Un délai supplémentaire
Les autorités chinoises ont repoussé in extremis l’entrée en vigueur de l’obligation. Officiellement, c’est parce que certains fabricants de PC demandaient un délai supplémentaire, forcés qu’ils sont d’installer le logiciel sur tous les ordinateurs qu’ils entendent écouler en Chine.
La question est maintenant de savoir si le projet sera discrètement enterré, ou si le gouvernement chinois s’y accrochera coûte que coûte, ne serait-ce que pour ne pas perdre la face aux yeux du monde. L’abandon de l’obligation ferait certes figure de camouflet pour la Chine officielle, et de victoire pour la société civile, avide d’espaces de libertés.
Une chose est sûre: toute cette affaire illustre le pouvoir grandissant de l’opinion publique en Chine et la remise en question de l’hégémonie des autorités centrales.
La politique plus que la pornographie
L’avocat pékinois Li Fangping, défenseur des droits de l’homme, a déposé une requête juridique pour contester le projet Green Dam. Pour avoir testé le logiciel, il constate que celui-ci vise davantage à bloquer les contenus politiques que pornographiques.
Or, dit-il, «le nombre des internautes qui s’intéressent aux questions politiques augmente, et il devient de plus en plus facile pour eux d’exprimer leur opinion et de faire pression sur le gouvernement pour exiger des réformes.»

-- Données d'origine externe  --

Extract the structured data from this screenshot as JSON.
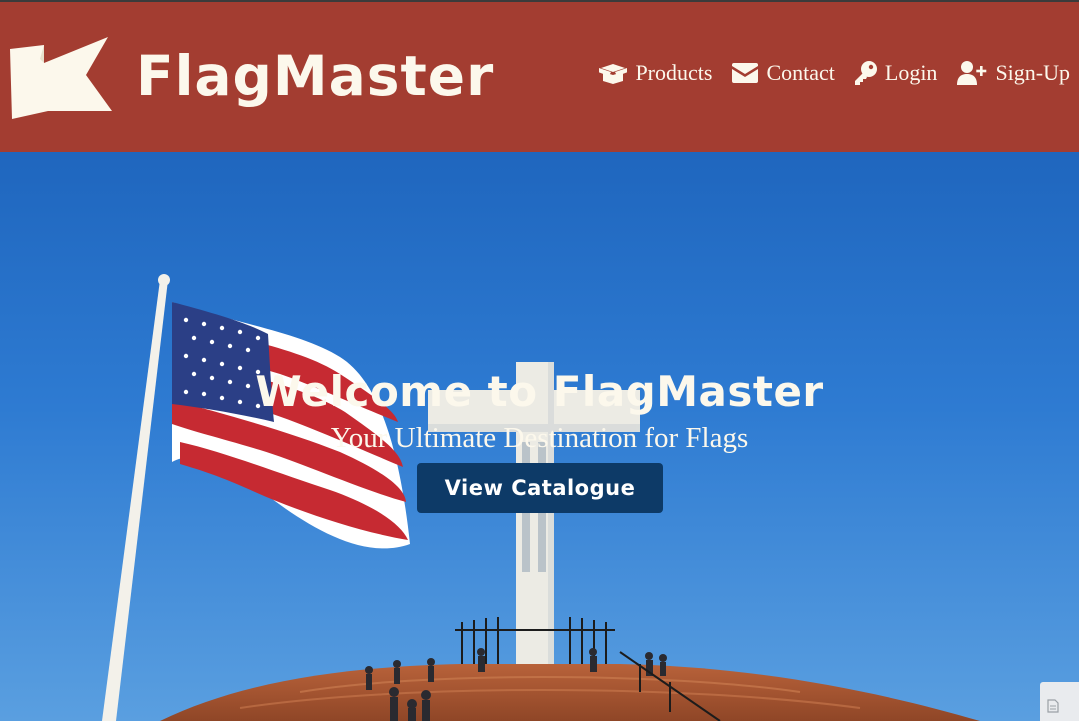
{
  "brand": {
    "name": "FlagMaster",
    "logo_icon": "flag-icon"
  },
  "nav": {
    "items": [
      {
        "label": "Products",
        "icon": "box-open-icon"
      },
      {
        "label": "Contact",
        "icon": "envelope-icon"
      },
      {
        "label": "Login",
        "icon": "key-icon"
      },
      {
        "label": "Sign-Up",
        "icon": "user-plus-icon"
      }
    ]
  },
  "hero": {
    "title": "Welcome to FlagMaster",
    "subtitle": "Your Ultimate Destination for Flags",
    "cta_label": "View Catalogue"
  },
  "colors": {
    "navbar": "#a33d31",
    "cream": "#fcf8ec",
    "cta": "#0d3a67",
    "sky": "#2a6fc4"
  }
}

«Pour un parti despotique, Internet est un défi fatal!». C’est Zhang Boshu, professeur de philosophie politique à l’Académie des Sciences Sociales de Pékin, signataire de la Charte 08, et qui diffuse ses idées sur la toile, qui le dit. «Mes écrits sont interdits de publication en Chine, pas question de m’exprimer dans les médias officiels. Mais je parviens tout de même à atteindre de très nombreux lecteurs. C’est une évolution récente, inimaginable il y a quatre ou cinq ans en arrière, et que le pouvoir ne pourra pas arrêter.»
Une longueur d’avance
C’est une réalité: les internautes chinois ont toujours une longueur d’avance. Le blogger Jason NG le confirme: «Ceux qui veulent savoir ont les moyens de passer par-dessus les barrières, s’ils le souhaitent. Ils ont les outils pour accéder aux données sensibles. Green Dam n’y changera rien.»

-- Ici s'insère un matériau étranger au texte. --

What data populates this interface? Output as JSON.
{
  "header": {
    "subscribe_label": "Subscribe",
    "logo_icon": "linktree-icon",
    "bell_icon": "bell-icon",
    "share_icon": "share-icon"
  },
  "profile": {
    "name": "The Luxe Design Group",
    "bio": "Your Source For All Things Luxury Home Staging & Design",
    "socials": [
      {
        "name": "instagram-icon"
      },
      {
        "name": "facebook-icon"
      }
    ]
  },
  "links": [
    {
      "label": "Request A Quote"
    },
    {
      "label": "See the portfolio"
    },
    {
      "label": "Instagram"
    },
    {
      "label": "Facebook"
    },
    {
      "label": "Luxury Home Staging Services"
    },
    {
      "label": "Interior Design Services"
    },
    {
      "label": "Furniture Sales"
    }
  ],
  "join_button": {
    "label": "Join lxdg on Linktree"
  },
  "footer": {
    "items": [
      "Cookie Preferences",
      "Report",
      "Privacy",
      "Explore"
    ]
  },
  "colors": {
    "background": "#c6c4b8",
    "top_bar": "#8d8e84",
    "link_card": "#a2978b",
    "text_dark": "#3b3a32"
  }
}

Et en ce 1er juillet, sur son blog, constatant le report du projet, Jason NG se félicite : «C’est la victoire de l’opinion publique, Green Dam sera vite oublié … malgré les apparences, nous avons un bon gouvernement qui écoute ses citoyens.»
C’est une bonne nouvelle pour Suisse Tourisme, Calida et les autres. Les Chinois peuvent continuer à s’exstasier devant les vaches suisses, les montagnes et les glaciers… avec l’aval de Pékin.

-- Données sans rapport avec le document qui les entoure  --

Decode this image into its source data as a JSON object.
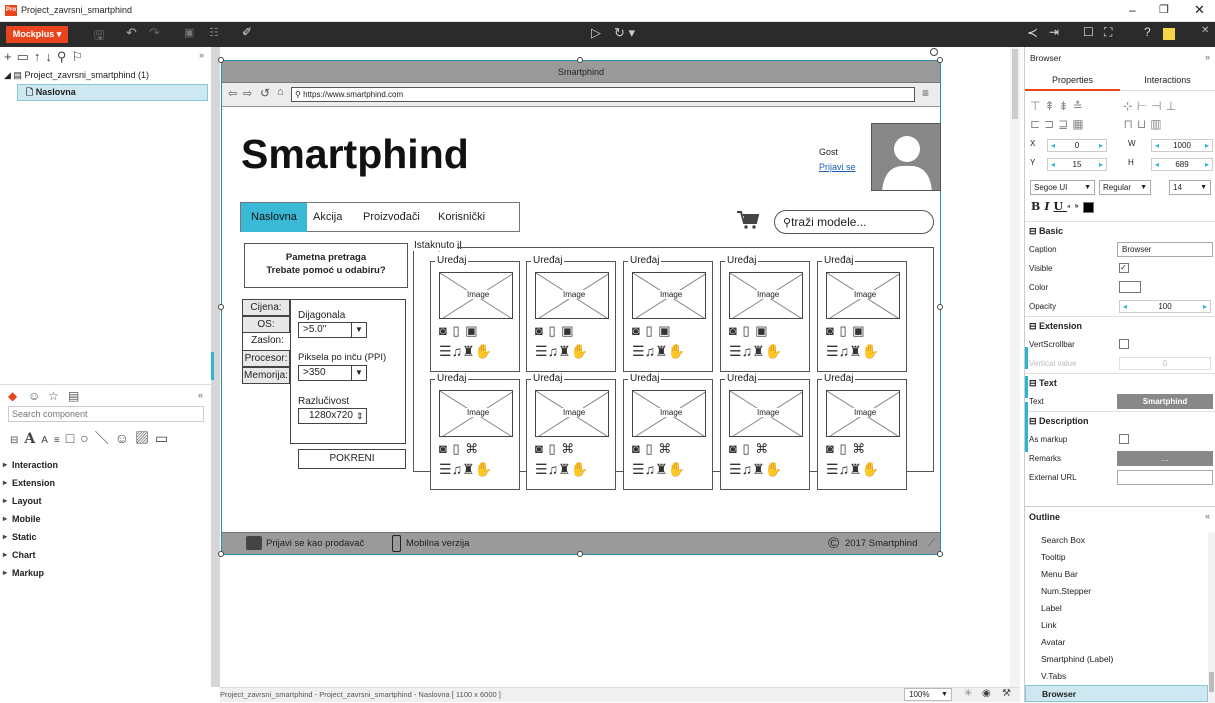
{
  "window": {
    "title": "Project_zavrsni_smartphind",
    "app_icon": "Pro"
  },
  "toolbar": {
    "brand": "Mockplus ▾"
  },
  "tree": {
    "project": "Project_zavrsni_smartphind (1)",
    "page": "Naslovna"
  },
  "components": {
    "search_placeholder": "Search component",
    "categories": [
      "Interaction",
      "Extension",
      "Layout",
      "Mobile",
      "Static",
      "Chart",
      "Markup"
    ]
  },
  "browser": {
    "title": "Smartphind",
    "url": "https://www.smartphind.com"
  },
  "site": {
    "logo": "Smartphind",
    "guest": "Gost",
    "login": "Prijavi se",
    "nav": [
      "Naslovna",
      "Akcija",
      "Proizvođači",
      "Korisnički profil"
    ],
    "search_placeholder": "traži modele...",
    "callout_line1": "Pametna pretraga",
    "callout_line2": "Trebate pomoć u odabiru?",
    "filter_tabs": [
      "Cijena:",
      "OS:",
      "Zaslon:",
      "Procesor:",
      "Memorija:"
    ],
    "diag_label": "Dijagonala",
    "diag_value": ">5.0\"",
    "ppi_label": "Piksela po inču (PPI)",
    "ppi_value": ">350",
    "res_label": "Razlučivost",
    "res_value": "1280x720",
    "run_button": "POKRENI",
    "featured": "Istaknuto",
    "card_title": "Uređaj",
    "image_label": "Image",
    "footer_seller": "Prijavi se kao prodavač",
    "footer_mobile": "Mobilna verzija",
    "footer_copy": "2017 Smartphind"
  },
  "status": {
    "path": "Project_zavrsni_smartphind - Project_zavrsni_smartphind - Naslovna [ 1100 x 6000 ]",
    "zoom": "100%"
  },
  "props": {
    "header": "Browser",
    "tab_properties": "Properties",
    "tab_interactions": "Interactions",
    "x": "0",
    "y": "15",
    "w": "1000",
    "h": "689",
    "x_label": "X",
    "y_label": "Y",
    "w_label": "W",
    "h_label": "H",
    "font": "Segoe UI",
    "weight": "Regular",
    "size": "14",
    "sec_basic": "Basic",
    "caption_label": "Caption",
    "caption_value": "Browser",
    "visible_label": "Visible",
    "color_label": "Color",
    "opacity_label": "Opacity",
    "opacity_value": "100",
    "sec_extension": "Extension",
    "vscroll_label": "VertScrollbar",
    "vvalue_label": "Vertical value",
    "vvalue_value": "0",
    "sec_text": "Text",
    "text_label": "Text",
    "text_value": "Smartphind",
    "sec_desc": "Description",
    "markup_label": "As markup",
    "remarks_label": "Remarks",
    "remarks_value": "...",
    "url_label": "External URL"
  },
  "outline": {
    "title": "Outline",
    "items": [
      "Search Box",
      "Tooltip",
      "Menu Bar",
      "Num.Stepper",
      "Label",
      "Link",
      "Avatar",
      "Smartphind (Label)",
      "V.Tabs",
      "Browser"
    ]
  }
}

Alain Arnaud à Pékin, swissinfo.ch
Potentiel. Depuis 2004, les Chinois n’ont plus besoin d’une autorisation de sortie officielle pour voyager vers la Suisse. Avec plus de 200’000 nuitées par an, le marché chinois occupe encore une place relativement modeste en termes de part de marché (env. 1%), mais le potentiel de développement est énorme.
Dépensiers. De plus, avec une moyenne de 430 francs par jour, les touristes chinois se classent au 2e rang des plus importantes dépenses, juste derrière les ressortissants des pays du Golfe.
Schengen. L’entrée en vigueur des accords de Schengen facilite la venue des touristes chinois, dont la plupart choisissent de visiter plusieurs pays européens en quelques jours.
Moins de 100 jours avant les célébrations du 60ème anniversaire de la fondation de la République Populaire de Chine (le 1er octobre), les autorités affichent une rare nervosité.
Censure d’Internet, blocage de google, tentative d’imposer un logiciel espion dans chaque ordinateur vendu en Chine, engagement de 10’000 volontaires supplémentaires pour surveiller la toile, arrestation du dissident Lu Xiaobo, restrictions dans l’octroi de visas, mise en place d’un dispositif sécuritaire sans précédents, font partie des mesures prises par le gouvernement.